China’s motivations for its assault on cryptocurrencies include concerns about money-laundering, which is a particular issue for a country that imposes stringent capital controls and exerts pervasive and intrusive scrutiny and control over the activities of its citizens.
The authorities have also been clamping down on the dominant digital payments companies, concerned about their growing power within the economy and financial system, the anonymity of transactions and the implications for financial stability. They have sought access to the fintech’s customers’ data.
China effectively pulled the rug from under what would have been the world’s largest initial public offering earlier this year, Ant Group’s $US300 billion-plus float, as part of a broader effort to more intensely regulate its previously lightly-regulated or unregulated fintechs.
The directives to its banks and Alipay fit within that larger push to tighten central control over all financial activity.
The restrictions on bitcoin mining had different drivers. In May, the government imposed a severe crackdown on crypto mining which, given that an estimated 65 per cent to 70 per cent of all Bitcoin mining capacity was based in China, represents a massive threat to the cryptocurrency.
Bitcoin mining uses highly specialised computers to record and verify crypto transactions and create new coins.
Mining requires vast amounts of power – it is estimated that the energy consumed is equivalent to that of nations like Argentina and Norway – and therefore has come under increasing and increasingly critical scrutiny in a world where a consensus is building to accelerate efforts to reduce global carbon emissions.
China’s carbon emissions target is net zero by 2060 and so the decision to drive digital mining activity out of the country was presumably based on its environmental impact, although it does form part of the wider attack on digital currencies.

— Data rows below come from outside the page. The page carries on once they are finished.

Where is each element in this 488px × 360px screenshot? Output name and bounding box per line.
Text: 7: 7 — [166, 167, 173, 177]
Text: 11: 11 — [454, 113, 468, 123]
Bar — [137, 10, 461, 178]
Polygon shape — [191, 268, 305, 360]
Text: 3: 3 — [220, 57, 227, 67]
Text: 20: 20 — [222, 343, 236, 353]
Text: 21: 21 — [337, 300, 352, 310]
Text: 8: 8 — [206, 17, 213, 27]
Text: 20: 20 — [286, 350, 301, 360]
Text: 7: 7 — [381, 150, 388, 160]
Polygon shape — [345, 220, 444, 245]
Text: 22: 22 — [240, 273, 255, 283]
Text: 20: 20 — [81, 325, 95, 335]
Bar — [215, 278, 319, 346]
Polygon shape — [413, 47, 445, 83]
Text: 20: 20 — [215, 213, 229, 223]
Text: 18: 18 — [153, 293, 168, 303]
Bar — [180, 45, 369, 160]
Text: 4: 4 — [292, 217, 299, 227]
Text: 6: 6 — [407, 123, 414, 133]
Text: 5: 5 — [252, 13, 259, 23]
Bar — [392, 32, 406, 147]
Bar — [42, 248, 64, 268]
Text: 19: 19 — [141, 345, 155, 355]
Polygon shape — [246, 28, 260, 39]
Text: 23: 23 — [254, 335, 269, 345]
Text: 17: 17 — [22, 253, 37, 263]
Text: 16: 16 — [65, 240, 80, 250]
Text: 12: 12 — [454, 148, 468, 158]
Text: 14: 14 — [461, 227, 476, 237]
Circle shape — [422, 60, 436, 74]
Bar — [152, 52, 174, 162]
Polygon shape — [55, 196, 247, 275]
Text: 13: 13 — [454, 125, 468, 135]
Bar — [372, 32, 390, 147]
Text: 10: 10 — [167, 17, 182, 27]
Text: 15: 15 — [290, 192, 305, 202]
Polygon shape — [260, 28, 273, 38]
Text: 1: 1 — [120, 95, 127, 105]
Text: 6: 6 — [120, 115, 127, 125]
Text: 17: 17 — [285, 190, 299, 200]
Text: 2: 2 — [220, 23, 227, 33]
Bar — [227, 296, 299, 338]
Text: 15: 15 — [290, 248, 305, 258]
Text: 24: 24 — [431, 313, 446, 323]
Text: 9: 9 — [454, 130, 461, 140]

China has its own digital currency plans and has been trialling a digital version of its yuan, both within its domestic economy and in cross-border transactions. Bitcoin could also facilitate.
A state-issued digital currency would enable the authorities to displace the cashless transactions that e-payment giants like Ant Group and Tencent pioneered and dominate and which Bitcoin could also facilitate. It would defuse any risk such a concentrated position in unregulated payments might have for a financial system that is more fragile and vulnerable than China is comfortable with.

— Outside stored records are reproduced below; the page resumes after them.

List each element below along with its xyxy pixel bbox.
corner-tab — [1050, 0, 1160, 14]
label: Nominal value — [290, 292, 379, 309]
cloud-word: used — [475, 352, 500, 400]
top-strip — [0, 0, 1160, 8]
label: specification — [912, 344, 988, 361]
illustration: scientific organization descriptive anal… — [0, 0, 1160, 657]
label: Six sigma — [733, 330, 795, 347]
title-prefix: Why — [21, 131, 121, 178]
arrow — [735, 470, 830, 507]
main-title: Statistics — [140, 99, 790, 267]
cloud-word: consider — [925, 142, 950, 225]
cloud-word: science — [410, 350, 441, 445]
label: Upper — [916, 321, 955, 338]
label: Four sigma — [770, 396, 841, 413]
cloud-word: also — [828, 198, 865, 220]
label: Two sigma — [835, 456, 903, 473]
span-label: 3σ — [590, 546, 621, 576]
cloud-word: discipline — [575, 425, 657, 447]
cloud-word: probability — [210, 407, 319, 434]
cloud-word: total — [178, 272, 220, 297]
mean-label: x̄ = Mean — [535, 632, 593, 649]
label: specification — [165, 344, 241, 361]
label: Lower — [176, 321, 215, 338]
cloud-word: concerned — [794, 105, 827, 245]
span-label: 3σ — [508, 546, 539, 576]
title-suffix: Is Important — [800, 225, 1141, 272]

The impact of its directive on mining has been almost instant, with China’s major provincial governments moving quickly to shut down Bitcoin mining in their jurisdictions. It is forcing a mass exodus of the miners.
Surprisingly, some are looking to the US as their new home, while others are moving to places like Kazakhstan and Russia.

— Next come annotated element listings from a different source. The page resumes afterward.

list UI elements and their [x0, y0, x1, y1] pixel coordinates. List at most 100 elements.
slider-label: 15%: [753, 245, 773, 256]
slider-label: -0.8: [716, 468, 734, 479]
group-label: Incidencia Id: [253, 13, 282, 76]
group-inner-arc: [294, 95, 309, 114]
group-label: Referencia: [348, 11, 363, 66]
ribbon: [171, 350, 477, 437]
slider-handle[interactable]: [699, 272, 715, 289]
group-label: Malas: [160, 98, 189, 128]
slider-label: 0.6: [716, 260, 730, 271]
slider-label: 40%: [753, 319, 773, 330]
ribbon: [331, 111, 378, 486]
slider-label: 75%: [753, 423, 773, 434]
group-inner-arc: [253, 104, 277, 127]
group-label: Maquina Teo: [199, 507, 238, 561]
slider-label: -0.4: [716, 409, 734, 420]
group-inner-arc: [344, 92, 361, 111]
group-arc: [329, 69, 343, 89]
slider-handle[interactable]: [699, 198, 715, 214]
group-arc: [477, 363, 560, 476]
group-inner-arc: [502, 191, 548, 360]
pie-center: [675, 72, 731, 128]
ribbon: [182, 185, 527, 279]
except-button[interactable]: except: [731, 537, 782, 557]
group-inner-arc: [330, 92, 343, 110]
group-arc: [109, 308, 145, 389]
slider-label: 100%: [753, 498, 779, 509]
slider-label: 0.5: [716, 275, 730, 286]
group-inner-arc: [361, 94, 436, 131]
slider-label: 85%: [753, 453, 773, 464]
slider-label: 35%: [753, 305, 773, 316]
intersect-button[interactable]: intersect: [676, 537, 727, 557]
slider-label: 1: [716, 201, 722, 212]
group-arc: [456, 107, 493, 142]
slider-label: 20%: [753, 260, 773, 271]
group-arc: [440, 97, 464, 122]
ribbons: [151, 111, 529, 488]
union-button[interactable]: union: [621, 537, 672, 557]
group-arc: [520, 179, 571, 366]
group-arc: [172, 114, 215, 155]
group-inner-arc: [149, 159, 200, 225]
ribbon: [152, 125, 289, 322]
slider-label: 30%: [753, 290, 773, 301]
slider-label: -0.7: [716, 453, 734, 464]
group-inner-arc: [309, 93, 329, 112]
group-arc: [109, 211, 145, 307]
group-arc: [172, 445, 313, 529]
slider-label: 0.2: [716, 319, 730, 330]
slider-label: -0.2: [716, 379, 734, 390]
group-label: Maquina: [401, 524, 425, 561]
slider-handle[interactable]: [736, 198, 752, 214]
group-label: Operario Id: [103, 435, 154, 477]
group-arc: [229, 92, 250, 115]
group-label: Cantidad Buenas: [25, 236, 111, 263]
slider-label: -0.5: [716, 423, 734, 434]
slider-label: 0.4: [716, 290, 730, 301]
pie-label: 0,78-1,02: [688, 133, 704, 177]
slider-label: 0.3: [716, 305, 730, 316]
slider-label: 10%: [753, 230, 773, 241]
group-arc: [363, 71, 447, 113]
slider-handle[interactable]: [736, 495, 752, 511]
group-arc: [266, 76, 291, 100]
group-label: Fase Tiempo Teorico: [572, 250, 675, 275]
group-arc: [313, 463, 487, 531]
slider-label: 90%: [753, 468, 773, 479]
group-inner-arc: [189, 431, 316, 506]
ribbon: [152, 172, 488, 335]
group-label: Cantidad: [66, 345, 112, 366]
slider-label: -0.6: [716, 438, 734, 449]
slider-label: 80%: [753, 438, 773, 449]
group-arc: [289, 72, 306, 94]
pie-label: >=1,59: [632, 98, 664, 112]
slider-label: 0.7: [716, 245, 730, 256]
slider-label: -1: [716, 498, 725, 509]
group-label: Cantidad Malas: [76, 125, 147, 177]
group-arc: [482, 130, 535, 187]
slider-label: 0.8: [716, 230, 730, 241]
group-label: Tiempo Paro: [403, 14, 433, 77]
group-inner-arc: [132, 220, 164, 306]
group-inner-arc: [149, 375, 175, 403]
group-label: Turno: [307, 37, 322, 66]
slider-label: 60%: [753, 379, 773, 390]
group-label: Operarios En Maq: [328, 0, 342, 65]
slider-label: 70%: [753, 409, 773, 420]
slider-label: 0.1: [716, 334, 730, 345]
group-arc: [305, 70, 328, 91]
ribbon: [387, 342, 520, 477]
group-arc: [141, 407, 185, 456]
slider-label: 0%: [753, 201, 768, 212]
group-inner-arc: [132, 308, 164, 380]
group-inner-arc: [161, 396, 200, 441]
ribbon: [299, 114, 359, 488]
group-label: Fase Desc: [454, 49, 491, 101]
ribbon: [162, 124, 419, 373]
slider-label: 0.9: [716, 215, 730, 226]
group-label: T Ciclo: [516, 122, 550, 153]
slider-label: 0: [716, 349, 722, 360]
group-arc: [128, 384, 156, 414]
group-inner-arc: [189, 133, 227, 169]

Texas, because it has cheap energy, appears to be a favoured destination despite protracted blackouts earlier this year which revealed the underinvested, unstable and vulnerable nature of its deregulated energy sector. Texas’ government is enthusiastic about crypto assets.
Whether the Biden administration, where reducing carbon emissions and expanding green energy is a policy priority, will allow any large-scale transfer of the Bitcoin mining industry from China to the US could have a material impact on the industry that underpins the Bitcoin ecosystem.
While there are plenty of countries that would welcome the miners – eastern Europe has plenty of cheap coal-fired power – the continuing large-scale incidences of crypto scams and frauds is an argument against migrating the industry’s key infrastructure to “frontier” jurisdictions.
The implosion in crypto prices in response to China’s actions is the latest demonstration of what has been a permanent feature of crypto assets – their violent volatility.
Last month Tesla’s Elon Musk drove the Bitcoin price up, and down, quite dramatically with a series of tweets. That’s not how a supposedly large, maturing and institutionalising market is supposed to function.
That volatility is attractive to traders and the development of a fledgling market in crypto futures has begun attracting institutional traders. It isn’t, however, a comfortable market for the investors that Bitcoin and its smaller peers were starting to attract.
Aside from El Salvador, which became the first country to accept Bitcoin as legal tender alongside the US dollar this month, cryptocurrencies are not generally accepted mediums of exchange.
El Salvadorians might find the fluctuations in value disconcerting — a Bitcoin might pay for a new car one day but a taxi fare the next – which is why most businesses and individuals are reluctant to accept crypto assets in exchange for real goods and services.
Crypto assets are, apart from their use in illegal activities, really just vehicles for speculation – a form of gambling – rather than investment.
China’s actions have shown how narrow and vulnerable those foundations of the crypto markets are now that the markets are large enough, and visible enough, to attract legislators and regulators’ attention.